The CMU Statistical Language Modeling Toolkit

Authors: Ronald Rosenfeld & Philip Clarkson
Updated: Mon 07 June 1999
Source: http://www.speech.cs.cmu.edu/SLM_info.html
Type: software toolkit
Languages: N/A
Keywords: languagedataexperimentword-frequency
Open Access: yes
License:
Documentation: http://www.speech.cs.cmu.edu/SLM/toolkit_documentation.html
Publications: Clarkson, P.R. & Rosenfeld, R. (1997). Statistical Language Modeling Using the CMU-Cambridge Toolkit From Proceedings ESCA Eurospeech 1997.

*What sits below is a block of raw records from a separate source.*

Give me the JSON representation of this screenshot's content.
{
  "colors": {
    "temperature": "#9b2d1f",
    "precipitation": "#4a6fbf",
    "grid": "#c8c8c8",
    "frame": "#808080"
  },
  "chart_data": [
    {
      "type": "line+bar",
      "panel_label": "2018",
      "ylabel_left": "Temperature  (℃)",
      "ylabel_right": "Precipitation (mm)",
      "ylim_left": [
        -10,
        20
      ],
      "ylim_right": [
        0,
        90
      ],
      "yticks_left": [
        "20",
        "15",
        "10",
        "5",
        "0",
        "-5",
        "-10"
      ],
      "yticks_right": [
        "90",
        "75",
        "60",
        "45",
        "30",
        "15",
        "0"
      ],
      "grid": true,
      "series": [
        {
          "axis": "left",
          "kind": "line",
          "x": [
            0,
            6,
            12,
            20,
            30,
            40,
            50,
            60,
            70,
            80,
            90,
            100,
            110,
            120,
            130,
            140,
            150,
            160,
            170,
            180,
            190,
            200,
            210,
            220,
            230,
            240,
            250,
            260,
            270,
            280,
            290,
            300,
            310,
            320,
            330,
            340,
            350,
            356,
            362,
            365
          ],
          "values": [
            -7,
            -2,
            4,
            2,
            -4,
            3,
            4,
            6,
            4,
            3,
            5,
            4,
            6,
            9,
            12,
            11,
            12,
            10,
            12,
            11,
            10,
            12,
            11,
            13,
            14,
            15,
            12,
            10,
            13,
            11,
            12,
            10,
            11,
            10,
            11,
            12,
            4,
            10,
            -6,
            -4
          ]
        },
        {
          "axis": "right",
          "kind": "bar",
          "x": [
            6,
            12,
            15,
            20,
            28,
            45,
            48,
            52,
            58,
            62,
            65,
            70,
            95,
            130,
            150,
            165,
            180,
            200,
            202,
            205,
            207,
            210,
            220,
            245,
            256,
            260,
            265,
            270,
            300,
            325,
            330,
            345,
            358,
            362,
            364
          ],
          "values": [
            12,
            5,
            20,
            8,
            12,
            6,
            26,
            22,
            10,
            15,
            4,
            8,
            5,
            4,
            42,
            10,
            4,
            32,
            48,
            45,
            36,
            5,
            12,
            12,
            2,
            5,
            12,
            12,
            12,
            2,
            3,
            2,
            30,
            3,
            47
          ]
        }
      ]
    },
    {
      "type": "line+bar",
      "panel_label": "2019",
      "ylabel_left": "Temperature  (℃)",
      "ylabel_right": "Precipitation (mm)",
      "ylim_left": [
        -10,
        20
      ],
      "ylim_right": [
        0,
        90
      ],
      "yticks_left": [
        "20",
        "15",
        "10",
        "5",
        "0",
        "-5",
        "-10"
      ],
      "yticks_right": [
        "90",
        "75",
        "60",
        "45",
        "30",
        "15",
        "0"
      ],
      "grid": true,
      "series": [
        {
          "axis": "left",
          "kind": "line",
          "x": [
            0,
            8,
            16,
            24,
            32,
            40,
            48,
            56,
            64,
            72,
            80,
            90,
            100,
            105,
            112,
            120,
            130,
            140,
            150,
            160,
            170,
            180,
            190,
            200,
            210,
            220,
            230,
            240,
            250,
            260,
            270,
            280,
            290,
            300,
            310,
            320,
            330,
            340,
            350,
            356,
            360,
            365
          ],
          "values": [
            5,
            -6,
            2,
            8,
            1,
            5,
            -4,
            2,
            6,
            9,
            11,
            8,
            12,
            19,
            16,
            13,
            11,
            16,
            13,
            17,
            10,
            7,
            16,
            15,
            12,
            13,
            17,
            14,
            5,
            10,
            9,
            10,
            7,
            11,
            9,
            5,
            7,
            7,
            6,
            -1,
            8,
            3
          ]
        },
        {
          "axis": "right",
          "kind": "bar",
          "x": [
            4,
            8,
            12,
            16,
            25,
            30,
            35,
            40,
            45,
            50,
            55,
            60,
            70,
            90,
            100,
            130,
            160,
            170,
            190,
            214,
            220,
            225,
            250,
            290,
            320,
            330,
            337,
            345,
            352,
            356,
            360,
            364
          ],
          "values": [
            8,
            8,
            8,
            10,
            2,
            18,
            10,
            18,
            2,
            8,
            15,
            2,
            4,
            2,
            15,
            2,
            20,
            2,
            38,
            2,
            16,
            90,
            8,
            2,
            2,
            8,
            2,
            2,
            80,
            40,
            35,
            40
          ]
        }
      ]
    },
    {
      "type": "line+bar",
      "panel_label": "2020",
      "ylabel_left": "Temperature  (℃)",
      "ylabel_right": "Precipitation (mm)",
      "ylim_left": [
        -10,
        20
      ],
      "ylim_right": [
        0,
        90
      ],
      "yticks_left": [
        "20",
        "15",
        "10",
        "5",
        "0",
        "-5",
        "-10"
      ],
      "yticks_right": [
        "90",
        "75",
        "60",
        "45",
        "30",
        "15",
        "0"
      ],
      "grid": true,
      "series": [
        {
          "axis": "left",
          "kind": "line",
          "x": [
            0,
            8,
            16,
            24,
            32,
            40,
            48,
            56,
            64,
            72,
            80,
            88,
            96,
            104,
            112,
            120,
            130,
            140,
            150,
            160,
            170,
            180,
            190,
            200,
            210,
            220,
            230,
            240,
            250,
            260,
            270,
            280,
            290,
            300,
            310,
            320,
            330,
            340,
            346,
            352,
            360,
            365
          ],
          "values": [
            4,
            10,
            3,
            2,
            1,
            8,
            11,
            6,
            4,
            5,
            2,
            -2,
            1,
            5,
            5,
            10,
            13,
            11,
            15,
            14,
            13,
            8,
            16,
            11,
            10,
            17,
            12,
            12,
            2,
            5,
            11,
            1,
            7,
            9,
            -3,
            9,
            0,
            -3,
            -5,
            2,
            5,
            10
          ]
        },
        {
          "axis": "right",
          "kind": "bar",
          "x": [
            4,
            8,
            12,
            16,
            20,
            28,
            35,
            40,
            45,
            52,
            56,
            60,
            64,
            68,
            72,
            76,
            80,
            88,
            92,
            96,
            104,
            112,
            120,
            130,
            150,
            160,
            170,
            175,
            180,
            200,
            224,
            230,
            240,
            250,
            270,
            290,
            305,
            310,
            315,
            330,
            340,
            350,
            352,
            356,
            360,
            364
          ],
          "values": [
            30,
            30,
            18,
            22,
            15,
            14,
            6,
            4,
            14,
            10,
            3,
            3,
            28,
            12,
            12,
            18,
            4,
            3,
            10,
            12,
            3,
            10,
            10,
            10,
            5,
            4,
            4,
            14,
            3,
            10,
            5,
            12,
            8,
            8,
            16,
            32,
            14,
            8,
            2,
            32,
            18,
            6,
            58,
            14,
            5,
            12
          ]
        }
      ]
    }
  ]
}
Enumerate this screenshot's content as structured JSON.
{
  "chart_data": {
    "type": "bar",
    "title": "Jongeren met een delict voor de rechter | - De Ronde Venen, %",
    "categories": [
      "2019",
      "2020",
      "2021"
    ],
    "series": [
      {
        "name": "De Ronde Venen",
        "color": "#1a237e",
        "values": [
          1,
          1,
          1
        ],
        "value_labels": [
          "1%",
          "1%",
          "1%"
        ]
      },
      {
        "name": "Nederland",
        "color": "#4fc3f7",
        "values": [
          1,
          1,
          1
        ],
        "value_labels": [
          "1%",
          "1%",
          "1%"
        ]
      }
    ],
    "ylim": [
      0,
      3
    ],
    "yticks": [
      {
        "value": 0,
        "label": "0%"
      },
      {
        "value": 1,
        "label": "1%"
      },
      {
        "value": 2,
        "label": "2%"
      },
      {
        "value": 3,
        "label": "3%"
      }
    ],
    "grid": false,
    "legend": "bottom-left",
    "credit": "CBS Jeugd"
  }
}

Citation: Rosenfeld R. & Clarkson P. (1999). The CMU Statistical Language Modeling Toolkit. Carnegie Mellon University. http://www.speech.cs.cmu.edu/SLM_info.html
Summary:

The Carnegie Mellon Statistical Language Modeling (CMU SLM) Toolkit is a set of unix software tools designed to facilitate language modeling work in the research community. Version two is no longer limited to the use of bigram and trigram models, and provides support for n-grams of arbitrary size. It also provides support for several discounting schemes, rather than limiting the user to the Good-Turing discounting strategy used in version one. In addition, the tools used to count word n-grams, vocabulary n-grams and id n-grams have been re-written to increase greatly their speed of operation. Other changes include a more flexible way of handling context cues, the ability to calculate probabilities from ARPA format language models, the ability to force the model to back-off under certain circumstance (for example, if there is an unknown word in the context), and support for gnuzip compressed files as well as files compressed with the compress utility.